Matthew Green, managing director of Wot-a-Pullet, added: "We do need a value product of some description. I think the road to finding that value product is going to be a rocky one. There are definitely two different systems being looked at the moment, I suppose, and where we pitch it is a moot point. We do need a value egg. The market is still a growing market but we need to have differentiation."

'Fake news'

Elwyn Griffiths, director of Oaklands Farm Eggs insisted that cage egg production would not disappear in 2025. He described the need to meet the 2025 cage-free deadline as "fake news." He said, "It's not real, it doesn't exist."

Mr Griffiths said: "Our belief is that we will supply colony, we will supply barn, we will supply organic, we will supply free range." Processing egg was still a large part of the egg business, too, he said.

"Not everybody shops at retail. So retail is very important but we supply all the Chinese market, the Asian market, the Indian market. There is a very diverse market out there. There are still 12 to 20 artics of eggs coming in every week where people just want healthy food. They really don't care where it comes from. So from our point of view there is no ban, colony will be around. I am happy that we are going to be in the minority, we are in the niche now," he said.

Tesco announced in the summer of 2016 that it would go cage-free. It followed the success of an online petition started by a 14-year-old girl from Sheffield, who initially targeted Tesco with a call to stop selling cage eggs.

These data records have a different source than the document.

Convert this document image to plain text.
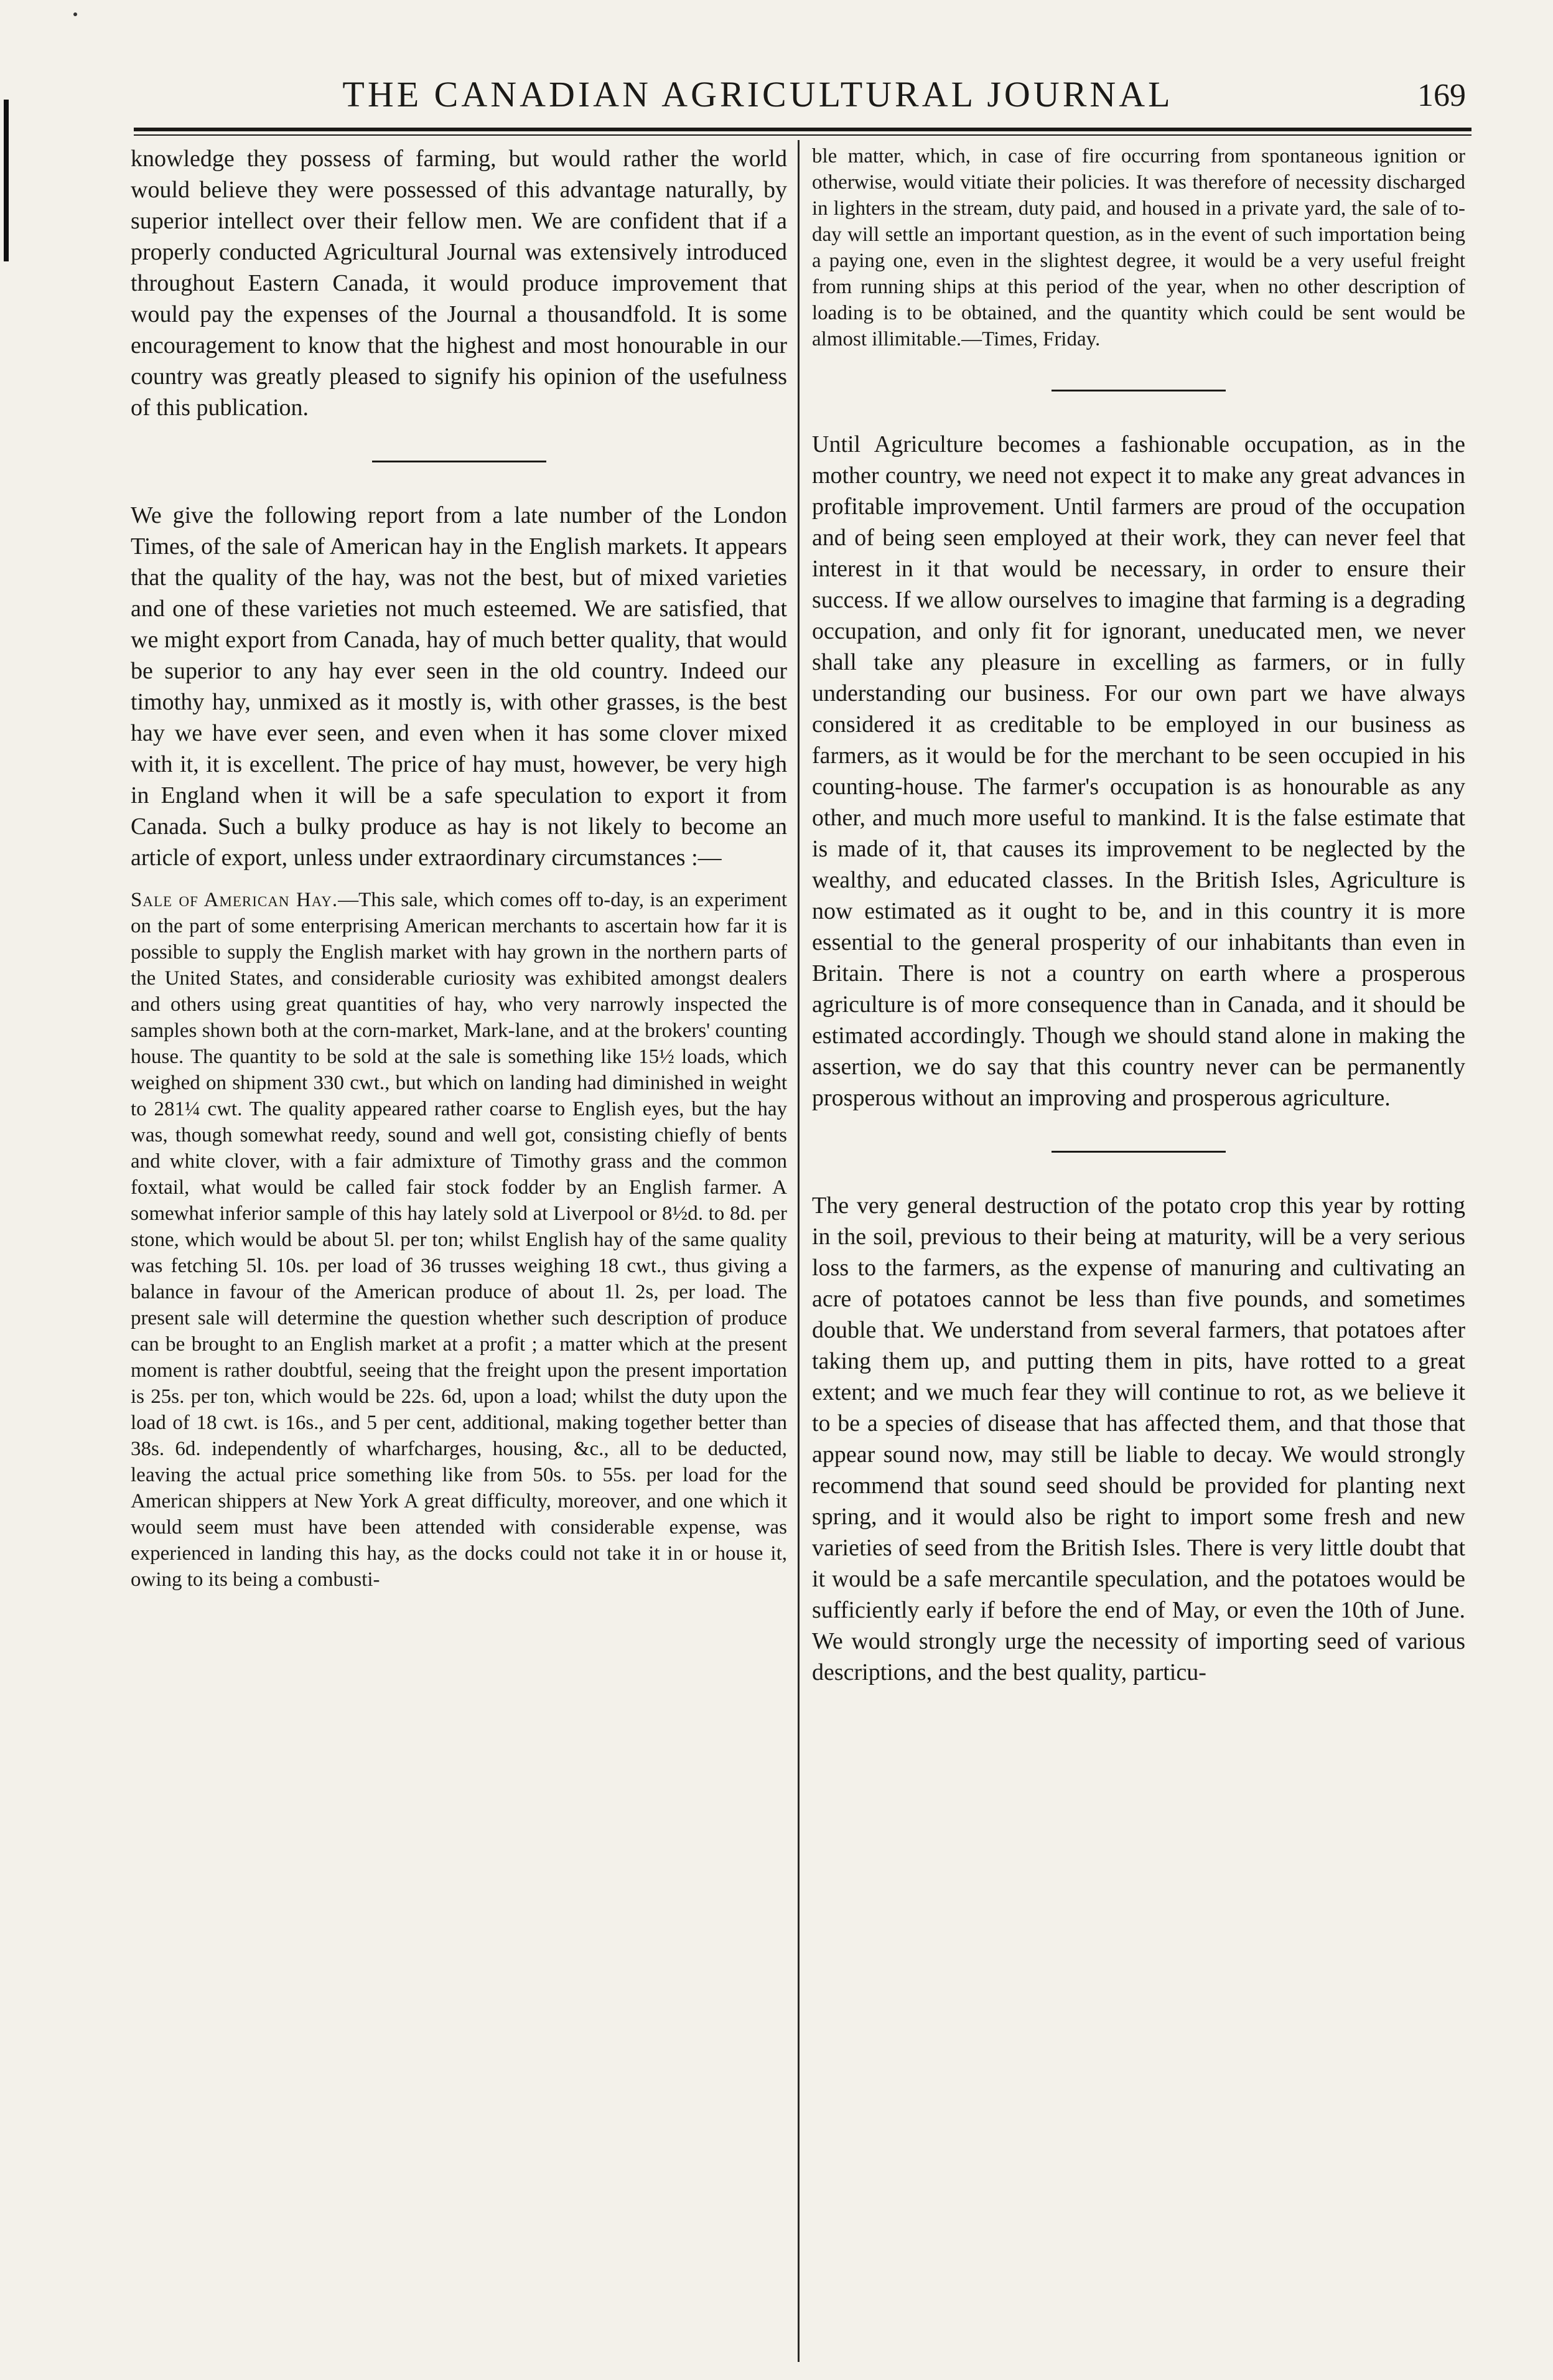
THE CANADIAN AGRICULTURAL JOURNAL	169

knowledge they possess of farming, but would rather the world would believe they were possessed of this advantage naturally, by superior intellect over their fellow men. We are confident that if a properly conducted Agricultural Journal was extensively introduced throughout Eastern Canada, it would produce improvement that would pay the expenses of the Journal a thousandfold. It is some encouragement to know that the highest and most honourable in our country was greatly pleased to signify his opinion of the usefulness of this publication.

We give the following report from a late number of the London Times, of the sale of American hay in the English markets. It appears that the quality of the hay, was not the best, but of mixed varieties and one of these varieties not much esteemed. We are satisfied, that we might export from Canada, hay of much better quality, that would be superior to any hay ever seen in the old country. Indeed our timothy hay, unmixed as it mostly is, with other grasses, is the best hay we have ever seen, and even when it has some clover mixed with it, it is excellent. The price of hay must, however, be very high in England when it will be a safe speculation to export it from Canada. Such a bulky produce as hay is not likely to become an article of export, unless under extraordinary circumstances :—

Sale of American Hay.—This sale, which comes off to-day, is an experiment on the part of some enterprising American merchants to ascertain how far it is possible to supply the English market with hay grown in the northern parts of the United States, and considerable curiosity was exhibited amongst dealers and others using great quantities of hay, who very narrowly inspected the samples shown both at the corn-market, Mark-lane, and at the brokers' counting house. The quantity to be sold at the sale is something like 15½ loads, which weighed on shipment 330 cwt., but which on landing had diminished in weight to 281¼ cwt. The quality appeared rather coarse to English eyes, but the hay was, though somewhat reedy, sound and well got, consisting chiefly of bents and white clover, with a fair admixture of Timothy grass and the common foxtail, what would be called fair stock fodder by an English farmer. A somewhat inferior sample of this hay lately sold at Liverpool or 8½d. to 8d. per stone, which would be about 5l. per ton; whilst English hay of the same quality was fetching 5l. 10s. per load of 36 trusses weighing 18 cwt., thus giving a balance in favour of the American produce of about 1l. 2s, per load. The present sale will determine the question whether such description of produce can be brought to an English market at a profit ; a matter which at the present moment is rather doubtful, seeing that the freight upon the present importation is 25s. per ton, which would be 22s. 6d, upon a load; whilst the duty upon the load of 18 cwt. is 16s., and 5 per cent, additional, making together better than 38s. 6d. independently of wharfcharges, housing, &c., all to be deducted, leaving the actual price something like from 50s. to 55s. per load for the American shippers at New York A great difficulty, moreover, and one which it would seem must have been attended with considerable expense, was experienced in landing this hay, as the docks could not take it in or house it, owing to its being a combusti-

ble matter, which, in case of fire occurring from spontaneous ignition or otherwise, would vitiate their policies. It was therefore of necessity discharged in lighters in the stream, duty paid, and housed in a private yard, the sale of to-day will settle an important question, as in the event of such importation being a paying one, even in the slightest degree, it would be a very useful freight from running ships at this period of the year, when no other description of loading is to be obtained, and the quantity which could be sent would be almost illimitable.—Times, Friday.

Until Agriculture becomes a fashionable occupation, as in the mother country, we need not expect it to make any great advances in profitable improvement. Until farmers are proud of the occupation and of being seen employed at their work, they can never feel that interest in it that would be necessary, in order to ensure their success. If we allow ourselves to imagine that farming is a degrading occupation, and only fit for ignorant, uneducated men, we never shall take any pleasure in excelling as farmers, or in fully understanding our business. For our own part we have always considered it as creditable to be employed in our business as farmers, as it would be for the merchant to be seen occupied in his counting-house. The farmer's occupation is as honourable as any other, and much more useful to mankind. It is the false estimate that is made of it, that causes its improvement to be neglected by the wealthy, and educated classes. In the British Isles, Agriculture is now estimated as it ought to be, and in this country it is more essential to the general prosperity of our inhabitants than even in Britain. There is not a country on earth where a prosperous agriculture is of more consequence than in Canada, and it should be estimated accordingly. Though we should stand alone in making the assertion, we do say that this country never can be permanently prosperous without an improving and prosperous agriculture.

The very general destruction of the potato crop this year by rotting in the soil, previous to their being at maturity, will be a very serious loss to the farmers, as the expense of manuring and cultivating an acre of potatoes cannot be less than five pounds, and sometimes double that. We understand from several farmers, that potatoes after taking them up, and putting them in pits, have rotted to a great extent; and we much fear they will continue to rot, as we believe it to be a species of disease that has affected them, and that those that appear sound now, may still be liable to decay. We would strongly recommend that sound seed should be provided for planting next spring, and it would also be right to import some fresh and new varieties of seed from the British Isles. There is very little doubt that it would be a safe mercantile speculation, and the potatoes would be sufficiently early if before the end of May, or even the 10th of June. We would strongly urge the necessity of importing seed of various descriptions, and the best quality, particu-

The petition went viral. After Tesco announced that it would move away from cage eggs, other retailers, including Asda, Morrisons and the discounters Aldi and Lidl also made cage-free declarations. Sainsbury's, Marks & Spencer and Waitrose had already stopped selling eggs from cages some years ago.

Since then, Morrisons, Britain's fourth biggest supermarket, has announced that it will bring forward the date by which it intends to go cage-free. Morrisons intimated earlier this year, when it announced the acquisition of the packing company, Chippindale Foods, that it may accelerate its cage-free deadline.

The supermarket group has since confirmed in a statement on the animal welfare section of its corporate web site that it will now switch out of shell eggs by 2022.